How Do You Get the Family Onboard with Frugal Living?
You’ve decided that enough is enough. It’s time to quit hemorrhaging money, get out of debt, and start saving. All that might be challenging enough if you were single, but what about when you have a family? How do you get everyone else to agree and teach your kids the value of a dollar?
Talk About Money
The first thing to do if you want to reduce your living costs as a family is make sure money is not on the list of taboo subjects in your family. If you’re a single mom, you can go straight to the talking to kids about it, but otherwise, the first few conversations you have need to be with your partner. Even if you come from similar backgrounds, you might have very different ideas about money.

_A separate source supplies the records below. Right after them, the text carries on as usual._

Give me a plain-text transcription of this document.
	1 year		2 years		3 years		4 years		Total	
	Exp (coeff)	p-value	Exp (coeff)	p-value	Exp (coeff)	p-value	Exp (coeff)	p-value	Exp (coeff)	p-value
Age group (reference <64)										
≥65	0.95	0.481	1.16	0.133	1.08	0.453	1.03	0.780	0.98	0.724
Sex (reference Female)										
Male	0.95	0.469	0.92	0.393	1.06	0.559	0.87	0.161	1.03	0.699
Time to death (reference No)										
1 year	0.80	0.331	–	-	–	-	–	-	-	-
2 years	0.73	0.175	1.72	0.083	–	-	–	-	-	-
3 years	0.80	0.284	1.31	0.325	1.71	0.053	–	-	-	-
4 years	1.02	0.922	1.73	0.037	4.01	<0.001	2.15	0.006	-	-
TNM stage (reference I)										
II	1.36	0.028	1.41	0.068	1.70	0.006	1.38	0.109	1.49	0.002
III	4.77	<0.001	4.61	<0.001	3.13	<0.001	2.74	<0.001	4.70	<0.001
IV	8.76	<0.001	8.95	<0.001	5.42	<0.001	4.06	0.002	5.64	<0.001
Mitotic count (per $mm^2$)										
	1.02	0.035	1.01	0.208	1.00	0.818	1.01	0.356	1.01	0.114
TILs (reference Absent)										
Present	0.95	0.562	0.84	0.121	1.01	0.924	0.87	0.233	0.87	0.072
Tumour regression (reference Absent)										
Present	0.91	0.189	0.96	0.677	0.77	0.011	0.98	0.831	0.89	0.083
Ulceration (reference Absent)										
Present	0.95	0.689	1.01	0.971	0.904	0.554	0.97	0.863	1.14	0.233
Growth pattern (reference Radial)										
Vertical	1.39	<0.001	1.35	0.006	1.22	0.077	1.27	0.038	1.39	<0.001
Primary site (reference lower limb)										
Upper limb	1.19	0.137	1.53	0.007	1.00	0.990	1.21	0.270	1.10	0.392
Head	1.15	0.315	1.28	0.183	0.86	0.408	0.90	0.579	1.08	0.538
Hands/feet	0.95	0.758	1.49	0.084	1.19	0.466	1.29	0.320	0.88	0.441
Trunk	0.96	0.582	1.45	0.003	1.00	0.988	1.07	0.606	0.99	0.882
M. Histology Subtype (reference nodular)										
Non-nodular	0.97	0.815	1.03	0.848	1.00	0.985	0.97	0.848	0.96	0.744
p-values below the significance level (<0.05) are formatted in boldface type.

It’s not uncommon for one person to look on it as something to be spent while the other saves almost compulsively. You don’t have to be in total agreement about all things financial to move forward, but you do need to compromise. If you’re struggling, you may want to talk all this through with a counselor. Once you and your partner are more or less on the same page, make money talk a regular thing in the family. It shouldn’t be stressful, simply matter of fact.
It can take a while to get everyone in some sort of agreement, and in the meantime, you need to work on a budget. This will almost certainly go through a few iterations as you drill down into your spending more and get a better idea of how to balance everyone’s needs, but there are a few things you can do to start with, such as getting strict with your grocery lists, banning impulse buys, and looking for sales. Take a look at your debt as well. With the exception of your mortgage, you should be looking at ways to pay it all off. You might want to take out a personal loan to pay some or all of it if the loan offers lower interest and better repayment terms, and this also means that you only have one debt payment to worry about each month.
Participation and Rewards
If you want to make your children into enthusiastic participants, give them some ownership. Let them decide between snacks at the grocery store instead of banning all snacks. Demonstrate how certain options cost more than others and how more frugal choices can actually be better. What kind of a family night can you create at home for the cost of movie tickets for four?
Giving kids an allowance and letting them save up for certain things that they want can provide them with a sense of accomplishment. You may also be able to help them open bank accounts and watch the money in it grow. With a small savings account or something similar, they can also see how interest works. Look for non-monetary ways to celebrate smart moves that save money. This has the dual effect of rewarding them and also showing that there are ways to treat yourself that don’t have to involve spending.